Tous ceux qu’écœure le folklore vénitien autour de Vivaldi ou qui ne se sont jamais remis d’avoir vu au cinéma Vivaldi, un prince à Venise trouveront dans ce livre des plus sérieux un peu de baume pour panser leurs plaies. « Pour moi, l’Orlando Furioso, enregistré en 1977 chez Erato […], sorti de gorges aussi fabuleuses que celles de Marilyn Horne et de Victoria de Los Angeles […] représenta plus qu’une révélation : un bouleversement esthétique et émotif ». Nous voilà rassurés dès les premières pages de ce livre, Sylvie Mamy ne fait pas partie de ceux pour qui les opéras ne sont qu’un aspect secondaire de la production de Vivaldi. Auteur d’articles et d’ouvrages sur Venise et la musique italienne au XVIIIe siècle, et d’un « Que sais-je ? » sur Les Castrats (1998), elle marche ici sur les traces de plusieurs musicologues français, notamment Marcel Marnat, dont l’ouvrage paru en 1965 chez Seghers fait maintenant figure d’antiquité, puisqu’il remonte à une époque où les opéras du compositeur vénitien étaient aussi négligés que ses Quatre saisons étaient ressassées. Sylvie Mamy reconnaît surtout sa dette envers Michael Talbot, dont le Vivaldi (1978) n’a jamais été traduit en français, et cite à de nombreuses reprises « les récents ouvrages exhaustifs de Reinhard Strohm ».
A force de recherches minutieuses dans les archives d’Europe et d’Amérique, il est aujourd’hui possible de reconstituer la carrière publique de Vivaldi, qui se déroula principalement en Vénétie, mais avec des escapades à Florence, à Milan ou à Rome, avant de se terminer à Vienne.

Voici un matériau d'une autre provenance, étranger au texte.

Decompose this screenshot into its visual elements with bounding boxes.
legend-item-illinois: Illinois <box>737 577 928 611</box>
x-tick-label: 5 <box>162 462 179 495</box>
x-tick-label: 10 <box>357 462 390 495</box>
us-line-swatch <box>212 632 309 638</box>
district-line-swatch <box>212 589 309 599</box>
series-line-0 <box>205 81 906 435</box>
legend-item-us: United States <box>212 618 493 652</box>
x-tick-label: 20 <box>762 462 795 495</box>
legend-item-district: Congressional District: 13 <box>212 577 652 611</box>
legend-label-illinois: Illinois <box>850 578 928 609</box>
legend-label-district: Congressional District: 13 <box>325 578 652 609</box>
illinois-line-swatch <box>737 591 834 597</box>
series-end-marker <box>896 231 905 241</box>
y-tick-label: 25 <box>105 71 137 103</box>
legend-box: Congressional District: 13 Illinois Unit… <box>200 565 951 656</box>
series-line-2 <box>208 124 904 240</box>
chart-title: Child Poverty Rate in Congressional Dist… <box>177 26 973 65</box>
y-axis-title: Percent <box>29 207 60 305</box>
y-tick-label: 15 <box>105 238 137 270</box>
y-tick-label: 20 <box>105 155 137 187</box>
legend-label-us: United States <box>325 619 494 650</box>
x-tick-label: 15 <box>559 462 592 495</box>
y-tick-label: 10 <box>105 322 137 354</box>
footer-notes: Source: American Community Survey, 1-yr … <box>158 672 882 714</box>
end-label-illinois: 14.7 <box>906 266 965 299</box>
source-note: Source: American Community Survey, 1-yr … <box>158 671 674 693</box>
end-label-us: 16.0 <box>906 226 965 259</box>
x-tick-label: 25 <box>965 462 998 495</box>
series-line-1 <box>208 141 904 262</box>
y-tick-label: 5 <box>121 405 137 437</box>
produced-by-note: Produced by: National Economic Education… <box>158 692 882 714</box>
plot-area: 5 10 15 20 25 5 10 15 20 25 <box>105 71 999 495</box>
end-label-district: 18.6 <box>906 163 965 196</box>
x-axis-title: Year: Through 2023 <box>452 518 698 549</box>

En revanche, la vie privée du compositeur reste un mystère des plus opaques, mystère auquel, fort heureusement, Sylvie Mamy ne prétend pas remédier en laissant libre cours à son imagination. Les 47 opéras de Vivaldi rythment donc ce volume, et c’est autour d’eux que le parcours du compositeur s’articule, bien davantage qu’autour de sa musique de chambre ou même sacrée. Le nombre de pages accordé à chaque œuvre lyrique est variable. Dans une approche qui paraît presque plus littéraire que musicologique, Sylvie Mamy raconte en détail l’intrigue – même quand la musique a été perdue ! – et aborde les principaux airs. On peut s’étonner de cette insistance sur le livret dans la mesure où ces « créations » reposaient en partie sur le recyclage de partitions antérieures ou d’autres compositeurs, les arias étant réinsérées, parfois au mépris de tout souci dramatique. On rêve alors d’un tableau synoptique qui permettrait de suivre le parcours de chaque air, repris dans une dizaine d’opéras successifs.
Par ailleurs, l’opéra étant le domaine où notre perception de Vivaldi a le plus changé au cours des vingt dernières années, le mélomane aurait aimé quelques pages de plus sur cet aspect de la « Vivaldi Renaissance » rapidement abordée en introduction. Il ne trouvera pas non plus ici de discographie, mais appréciera en revanche le catalogue complet des œuvres, la consistante bibliographie et les index des noms et des œuvres. On déplore des coquilles assez fréquentes, et l’on s’étonne de quelques bizarreries de lexique, qui tiennent peut-être au recours à des sources non francophones (l’emploi du mot « fantasme » dans son sens italien de spectre, l’usage du mot « Hall » dans son sens anglais de grande salle d’un château, pour évoquer le décor de tel opéra). Malgré tout, on tient là un solide volume de référence sur un compositeur en pleine redécouverte.